Embora os resultados positivos no contexto do programa de concessão de rodovias, transformou-se em um severo risco para a atividade empresarial.

quarta-feira, 2 de dezembro de 2020

Atualizado às 13:43

 (Imagem: Arte Migalhas)

(Imagem: Arte Migalhas)

Nem sempre a intenção do legislador corresponde a soluções válidas na análise econômica do direito. E a norma mal lançada pode ser uma ameaça à segurança jurídica.

A lei federal 10.209/01, que instituiu o Vale-Pedágio para o transporte rodoviário de cargas, é um exemplo disso. Embora os resultados positivos no contexto do programa de concessão de rodovias, transformou-se em um severo risco para a atividade empresarial.

A irracionalidade econômica da multa fixada em seu art. 8º, de 2 vezes o valor do frete, enseja ações repetitivas de somas milionárias contra os embarcadores em vários Estados:

"Art. 8º Sem prejuízo do que estabelece o art. 5º, nas hipóteses de infração ao disposto nesta Lei, o embarcador será obrigado a indenizar o transportador em quantia equivalente a duas vezes o valor do frete."

A norma foi objeto de Ação Direta de Inconstitucionalidade (ADIn 6.031), que confirmou sua aplicação, razão para cuidados redobrados na contratação do transporte rodoviário de carga, e para esforços legislativos e da jurisprudência de remediação dos efeitos jurídicos.

Supõe-se que o Supremo Tribunal Federal tenha se ofuscado pelos horizontes da ação; por defeitos na votação virtual1; ou pela falta de conhecimento da casuística, sem compreender os números e o montante das indenizações a que se expôs o setor produtivo.

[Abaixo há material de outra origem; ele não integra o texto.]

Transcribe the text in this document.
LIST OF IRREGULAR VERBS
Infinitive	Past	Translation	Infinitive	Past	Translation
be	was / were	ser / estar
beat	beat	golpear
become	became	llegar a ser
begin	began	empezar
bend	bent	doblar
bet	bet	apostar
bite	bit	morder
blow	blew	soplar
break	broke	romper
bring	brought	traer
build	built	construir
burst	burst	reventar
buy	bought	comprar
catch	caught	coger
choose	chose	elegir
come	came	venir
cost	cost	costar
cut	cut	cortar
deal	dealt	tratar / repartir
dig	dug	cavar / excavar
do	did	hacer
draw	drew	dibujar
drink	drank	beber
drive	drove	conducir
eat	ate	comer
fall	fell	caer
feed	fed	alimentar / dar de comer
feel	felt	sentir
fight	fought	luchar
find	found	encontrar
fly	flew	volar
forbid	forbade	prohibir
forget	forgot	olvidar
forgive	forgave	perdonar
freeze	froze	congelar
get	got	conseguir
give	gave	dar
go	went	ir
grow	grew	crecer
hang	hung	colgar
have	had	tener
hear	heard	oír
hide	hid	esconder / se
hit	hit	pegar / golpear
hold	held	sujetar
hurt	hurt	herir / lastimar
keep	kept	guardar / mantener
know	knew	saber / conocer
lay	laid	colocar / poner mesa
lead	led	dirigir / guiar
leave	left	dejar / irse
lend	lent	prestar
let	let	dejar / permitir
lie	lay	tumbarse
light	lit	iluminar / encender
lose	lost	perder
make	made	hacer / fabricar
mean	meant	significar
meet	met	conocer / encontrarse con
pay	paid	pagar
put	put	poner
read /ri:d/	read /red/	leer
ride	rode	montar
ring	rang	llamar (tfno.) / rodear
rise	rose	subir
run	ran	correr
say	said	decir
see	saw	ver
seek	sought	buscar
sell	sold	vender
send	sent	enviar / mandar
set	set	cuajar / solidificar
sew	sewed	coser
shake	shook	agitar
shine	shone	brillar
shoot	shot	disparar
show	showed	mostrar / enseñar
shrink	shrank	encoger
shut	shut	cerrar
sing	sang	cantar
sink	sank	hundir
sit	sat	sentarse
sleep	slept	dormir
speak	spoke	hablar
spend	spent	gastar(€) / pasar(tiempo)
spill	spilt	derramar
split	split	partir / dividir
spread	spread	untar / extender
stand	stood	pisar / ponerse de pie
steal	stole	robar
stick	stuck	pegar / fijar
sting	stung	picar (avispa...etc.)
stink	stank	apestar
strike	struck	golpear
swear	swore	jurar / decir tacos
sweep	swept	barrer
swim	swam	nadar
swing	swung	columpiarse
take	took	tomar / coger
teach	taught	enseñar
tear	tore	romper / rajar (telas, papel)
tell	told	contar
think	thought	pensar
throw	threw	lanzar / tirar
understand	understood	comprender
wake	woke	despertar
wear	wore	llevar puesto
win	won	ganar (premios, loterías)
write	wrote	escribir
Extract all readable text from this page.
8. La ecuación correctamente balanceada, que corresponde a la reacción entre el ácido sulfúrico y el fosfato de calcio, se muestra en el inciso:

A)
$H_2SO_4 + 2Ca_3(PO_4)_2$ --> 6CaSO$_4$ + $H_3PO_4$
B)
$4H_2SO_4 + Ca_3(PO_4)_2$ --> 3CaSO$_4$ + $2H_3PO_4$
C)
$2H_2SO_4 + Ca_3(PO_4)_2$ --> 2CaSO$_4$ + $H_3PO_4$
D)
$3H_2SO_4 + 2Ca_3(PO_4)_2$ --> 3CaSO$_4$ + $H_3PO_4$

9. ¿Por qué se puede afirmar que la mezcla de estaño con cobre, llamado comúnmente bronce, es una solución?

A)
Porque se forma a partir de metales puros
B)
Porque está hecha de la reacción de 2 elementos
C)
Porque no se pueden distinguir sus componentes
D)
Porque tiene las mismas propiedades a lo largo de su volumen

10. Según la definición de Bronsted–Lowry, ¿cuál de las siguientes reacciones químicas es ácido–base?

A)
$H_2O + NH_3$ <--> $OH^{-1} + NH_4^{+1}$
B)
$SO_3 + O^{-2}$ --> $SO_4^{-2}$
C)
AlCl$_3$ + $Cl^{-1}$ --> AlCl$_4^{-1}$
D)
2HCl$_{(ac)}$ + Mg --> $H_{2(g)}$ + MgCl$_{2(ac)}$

O tema possui interesse público do ponto de vista da eficiência da atividade jurisdicional (CPC art. 8º) e da repercussão desses julgados sobre a ordem econômica.

A perspectiva de ganhos muito acima do lucro do transporte incentiva ações milionárias, tornando-se fonte de especulação e uso abusivo do Poder Judiciário.

A pena é confiscatória segundo os parâmetros definidos em nossos Tribunais, de que a multa deve manter proporção ou coerência com a obrigação principal: o pedágio.

É de irreparável contrassenso o julgamento da ADIn 6031 no STF, em sentido contra legem. Ressalvada a atenta divergência do min. Gilmar Mendes, o julgado deu as costas à tradição da Corte, cuja jurisprudência sempre se confirmou no sentido da razoabilidade e proporcionalidade. Não é certo desprezar esses referenciais equitativos para franquear a usura e o enriquecimento sem causa.

Sabe-se da importância da combinação dos artigos 412 e 413 do Código Civil como critério de proporcionalidade, diretriz confirmada pelo art. 8º do CPC/15.

E não foi por acaso os movimentos para frear o defeito do art. 8º da Lei do vale-pedágio, com mobilizações nos meios empresariais; arguições de inconstitucionalidade incidental e na via direta, além de incidentes de resolução de demandas repetitivas - IRDRs.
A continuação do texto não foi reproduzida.